Brooklyn Bridge

Brooklyn Bridge

Sunday, October 29, 2017

When Our Hearts Were Depressed

October 16th, 2017

I bring glad tidings of great joy! Members in Richmond Hill cook very well. Period. Our dinner appointments consisted of several arroz con pollos. It was delicious.❤️ The sad thing is that I may have to watch my weight a little bit more in Richmond Hill because we don't necessarily eat very well at home, either. This week we ate: 4 Mac 'n Cheese dinners, two containers of spaghetti, a brownie box, and a full loaf of bread. Not counting Día de Hispanidad. Día de Hispanidad was... wow! The Mexicans killed it. The performances were top of the line and the food was most delightful to the stomach. Tamales, buñuelos, tostones, and pupusas? Yes. Please.
Hard to find a picture with my eyes open... I know.

Spanish old wives tale: If you have curly hair and want it to stay curly don't let a straight-haired person cut it. Or it will become straight. Same goes with straight hair - if a curly-haired person cuts it you automatically get curly hair. Heard it from a Honduranian, so it's probably true.

I finished the Book of Mormon in Spanish this week! It took a long time, because I was only reading it out loud. So I had to speak every word of the BOM in Spanish. Difficult, but evidently do-able. :)

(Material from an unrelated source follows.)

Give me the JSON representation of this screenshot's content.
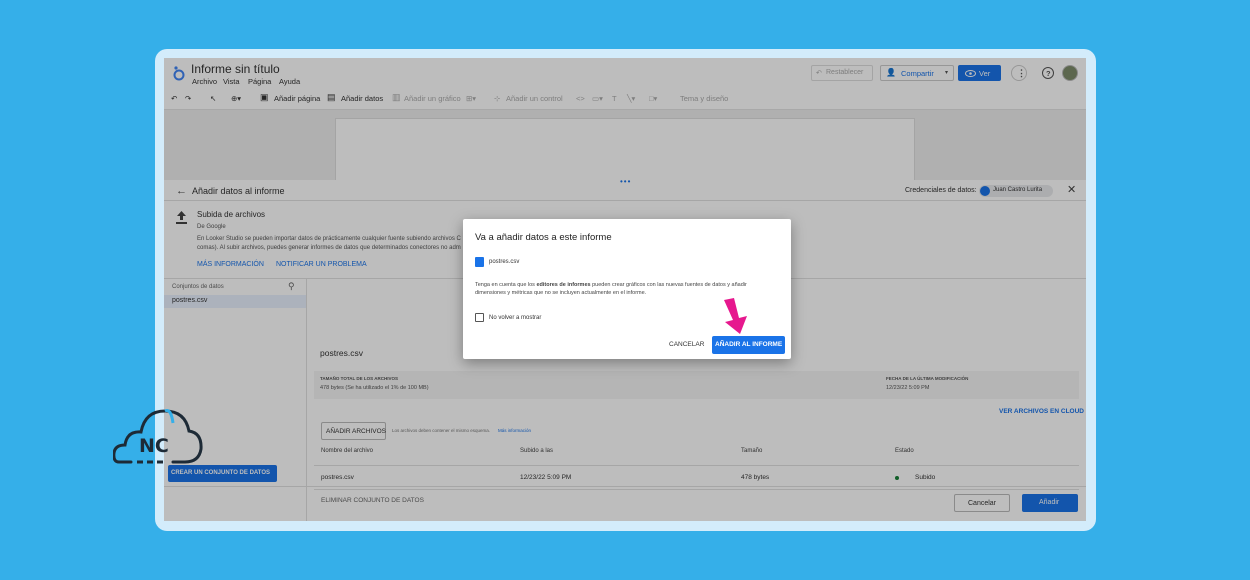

Also, Cristian, a man we found last Saturday, came to church! But first he came to both English classes, and Día de Hispanidad. Church was a bit overwhelming (they talked about tithing, fasting, and paying fast offerings- CLASSIC for a first-time sacrament meeting) so he left after the first hour, but he has intentions to come next Sunday and stay. He really likes the people.

Find, find, find? More like grind, grind, grind!

It is definitely quite trying to not have a pool. It means that we are out finding all day, every day. This last week we had five or six member visits but they were all from Monday to Thursday. That meant that on Friday, Saturday, and Sunday all of the finding was "through our own efforts" which means knocking and street contacting (including bus and train contacting). It was quite the grind. 7-8+ hours daily just knocking and talking. And sadly we were just not finding success. Friday passed and we were tired but we knew we would find someone the next day. Saturday we were totally pumped but after hearing "I'm Catholic and good" and "you're knocking way too loudly to be doing what you're doing" and rejection after rejection it gets a bit discouraging. Especially when you don't really have anyone in your pool to begin with, so each "no" means we still have no one to teach.
Eyepiece of my purpose? :-)
Looking for investigators...
Sunday we really wanted to meet our weekly goals, so we were excited in the morning, but church was still a bit overwhelming for Sister Gillespie (it's so hard when you can barely understand what's going on and you don't hear English for hours for a new missionary) so it was already a grind getting into the finding for the rest of the day. And we knock, and knock, and knock. And at 8:00pm Sister Gillespie (rather reasonably) says, "maybe we should go to the church and get some more English cards." It was true, we had run out and were meeting many English-speaking friends.
¡Viva México!
These were the ones that made us amazing food last Sunday.<3 Long live Mexico indeed! 
Honduras Hotties

Mexico: Live action
I thought for a second and said, "maybe we can just finish this street." In my mind, however, my thoughts were actually, 'just this next house. One more house. Just one more.'

The Lord works in mysterious ways. Because the odds began to be in our favor.

1. A Dominican man came to the door. I started off the usual spiel and his dad came up and said, "wouldn't you be more comfortable in the house?" We agreed and proceeded to show the video to the entire family inside from the couch. We talked to them for about twenty minutes, the mom gave us juice, and they accepted a copy of the Book of Mormon.

2. Directly afterwards as we waited for the bus a cop came up to us and said, "you ladies good? Just wanna make sure." Sweet, right?

3. And then we had a lovely conversation with the bus operator in an empty bus. (Note: apparently to not work on weekends you need to have over 10+ years as a NYC bus driver)

4. Moreover, as we waited for the next bus required to get home a boy leaned out of a car and asked, "hey, Norma? are you Norma?" We informed him we were not but had a lovely shout-conversation about how we were the Mormons.

5. Indeed not seconds later a car pulled up next to the stop blasting music and about four men looked over at us seductively. We must have looked something terribly awkward because their faces cracked and they burst out laughing rather good-naturedly as they sped away.
The District
Alma 26:27 "Now when our hearts were depressed, and we were about to turn back, behold, the Lord comforted us, and said: Go amongst thy brethren, the Lamanites [citizens of New York City], and bear with patience thine afflictions, and I will give unto you success."

The Lord loves us, and tries us to prove our faithfulness. I love you all!